Hundreds of Australians have suffered heavy losses after the Federal Court ordered the liquidation of NGS Crypto and related entities for operating without a financial services licence.
Court filings show more than 450 investors contributed an estimated $40.2 million to the scheme over several years.
Liquidators have so far identified only $4.6 million in cryptocurrency, leaving a significant shortfall between investor funds and recoverable assets.
The ruling was handed down on 18 December, when Justice Berna Collier ordered NGS Crypto, NGS Group and NGS Digital to be wound up.
The Court found the companies had operated in blatant contravention of the Corporations Act by running an unlicensed financial services business.
The investment scheme was marketed as a digital mining operation promising fixed annual returns of up to 16 percent.
Investors were largely targeted through self-managed superannuation funds, with the scheme pitched as a stable retirement strategy.
Companies linked to NGS reportedly assisted investors in setting up SMSFs to channel retirement savings into the crypto products.

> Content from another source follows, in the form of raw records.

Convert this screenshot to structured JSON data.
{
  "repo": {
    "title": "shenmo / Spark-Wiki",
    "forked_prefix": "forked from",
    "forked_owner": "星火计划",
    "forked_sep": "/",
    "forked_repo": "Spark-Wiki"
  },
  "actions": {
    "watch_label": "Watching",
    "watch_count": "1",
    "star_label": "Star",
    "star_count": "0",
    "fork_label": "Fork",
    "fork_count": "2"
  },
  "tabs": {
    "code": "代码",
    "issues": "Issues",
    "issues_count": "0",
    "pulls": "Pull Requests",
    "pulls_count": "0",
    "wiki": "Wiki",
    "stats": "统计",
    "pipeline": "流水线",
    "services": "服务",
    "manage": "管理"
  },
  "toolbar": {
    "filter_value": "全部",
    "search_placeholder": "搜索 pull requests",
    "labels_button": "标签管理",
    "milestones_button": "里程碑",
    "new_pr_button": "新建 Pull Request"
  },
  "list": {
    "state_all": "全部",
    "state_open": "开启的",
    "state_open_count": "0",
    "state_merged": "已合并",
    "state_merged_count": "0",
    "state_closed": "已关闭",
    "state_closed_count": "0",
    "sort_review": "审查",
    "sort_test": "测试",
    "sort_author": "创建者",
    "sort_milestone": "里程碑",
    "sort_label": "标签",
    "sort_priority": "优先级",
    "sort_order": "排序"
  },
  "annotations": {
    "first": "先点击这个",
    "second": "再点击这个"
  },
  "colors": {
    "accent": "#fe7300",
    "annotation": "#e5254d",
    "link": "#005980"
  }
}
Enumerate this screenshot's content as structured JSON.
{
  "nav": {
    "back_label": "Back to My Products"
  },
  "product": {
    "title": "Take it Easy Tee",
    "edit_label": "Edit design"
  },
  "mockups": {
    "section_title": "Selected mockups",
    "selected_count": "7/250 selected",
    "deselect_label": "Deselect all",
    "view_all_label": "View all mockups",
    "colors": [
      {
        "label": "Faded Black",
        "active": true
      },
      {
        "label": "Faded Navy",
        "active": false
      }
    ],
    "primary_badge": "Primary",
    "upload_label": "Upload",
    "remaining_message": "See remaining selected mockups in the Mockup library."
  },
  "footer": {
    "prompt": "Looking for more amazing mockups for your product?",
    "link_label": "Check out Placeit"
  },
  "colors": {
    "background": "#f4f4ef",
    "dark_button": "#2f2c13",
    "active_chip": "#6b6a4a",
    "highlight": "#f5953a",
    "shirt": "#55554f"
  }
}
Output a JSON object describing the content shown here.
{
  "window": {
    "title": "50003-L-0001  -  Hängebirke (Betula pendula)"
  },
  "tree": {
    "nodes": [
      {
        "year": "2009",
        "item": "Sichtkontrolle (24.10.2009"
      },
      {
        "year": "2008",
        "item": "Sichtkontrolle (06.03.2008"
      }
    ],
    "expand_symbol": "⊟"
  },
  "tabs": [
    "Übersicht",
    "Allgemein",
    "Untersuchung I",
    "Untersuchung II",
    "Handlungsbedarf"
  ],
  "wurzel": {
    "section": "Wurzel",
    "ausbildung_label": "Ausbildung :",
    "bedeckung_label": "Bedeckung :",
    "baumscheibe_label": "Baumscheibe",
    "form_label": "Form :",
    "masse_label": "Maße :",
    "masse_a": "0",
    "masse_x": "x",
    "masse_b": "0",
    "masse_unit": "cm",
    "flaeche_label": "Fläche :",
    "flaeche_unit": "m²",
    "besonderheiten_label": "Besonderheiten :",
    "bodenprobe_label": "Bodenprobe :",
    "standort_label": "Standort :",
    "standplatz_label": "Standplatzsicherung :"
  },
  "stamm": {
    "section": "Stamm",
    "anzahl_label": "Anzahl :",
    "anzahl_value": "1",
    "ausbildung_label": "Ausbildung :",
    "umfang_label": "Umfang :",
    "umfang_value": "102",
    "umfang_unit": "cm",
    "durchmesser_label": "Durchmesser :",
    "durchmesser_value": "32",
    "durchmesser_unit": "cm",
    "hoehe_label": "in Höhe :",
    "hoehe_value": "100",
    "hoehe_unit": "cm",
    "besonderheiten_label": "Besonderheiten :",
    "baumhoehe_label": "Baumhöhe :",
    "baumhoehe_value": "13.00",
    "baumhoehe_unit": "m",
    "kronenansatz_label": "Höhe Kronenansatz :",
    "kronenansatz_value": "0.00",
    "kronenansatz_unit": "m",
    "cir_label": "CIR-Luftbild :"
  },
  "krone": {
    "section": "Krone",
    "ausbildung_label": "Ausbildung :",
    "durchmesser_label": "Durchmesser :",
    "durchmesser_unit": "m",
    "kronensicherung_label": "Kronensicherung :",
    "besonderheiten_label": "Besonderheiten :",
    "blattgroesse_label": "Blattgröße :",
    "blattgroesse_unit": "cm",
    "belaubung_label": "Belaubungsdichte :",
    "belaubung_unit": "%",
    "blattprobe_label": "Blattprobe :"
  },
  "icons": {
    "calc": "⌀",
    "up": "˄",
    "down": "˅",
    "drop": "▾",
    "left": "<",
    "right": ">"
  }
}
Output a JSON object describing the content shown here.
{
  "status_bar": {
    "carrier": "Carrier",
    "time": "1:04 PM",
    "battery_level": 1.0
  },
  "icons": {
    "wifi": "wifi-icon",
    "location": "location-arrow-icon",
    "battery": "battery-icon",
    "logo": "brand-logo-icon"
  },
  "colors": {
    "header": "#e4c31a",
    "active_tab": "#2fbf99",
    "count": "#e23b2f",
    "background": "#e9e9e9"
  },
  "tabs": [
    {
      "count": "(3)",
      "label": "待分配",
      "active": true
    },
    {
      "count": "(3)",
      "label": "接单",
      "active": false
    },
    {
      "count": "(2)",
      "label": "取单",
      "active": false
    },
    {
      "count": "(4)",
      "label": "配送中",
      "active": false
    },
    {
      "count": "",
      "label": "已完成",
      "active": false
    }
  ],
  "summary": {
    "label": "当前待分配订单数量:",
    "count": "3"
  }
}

The Australian Securities and Investments Commission launched an investigation after raising concerns about how investor funds were handled.
Justice Collier noted that the controllers failed to address serious compliance flaws even after becoming aware of ASIC’s concerns.
Liquidators from advisory firm McGrathnicol were appointed, with the Court stating liquidation offered the best chance of partial recovery for investors.
The recovery process is expected to be complex due to volatile crypto prices and difficulties tracing digital assets.
Some assets identified by liquidators remain locked in staking arrangements that may not be accessible until as late as 2037.
Liquidators told the Court it is unclear which digital assets correspond to individual investors due to poor record keeping.
Freezing orders remain in place against the companies and their directors to prevent further asset dissipation.
The directors named in the orders include Ryan Brown, Brett Mendham and Mark Ten Caten.
Authorities previously seized Mendham’s passport, while Ten Caten is believed to be outside Australia.
Investors have been urged to contact McGrathnicol as the formal liquidation process moves forward.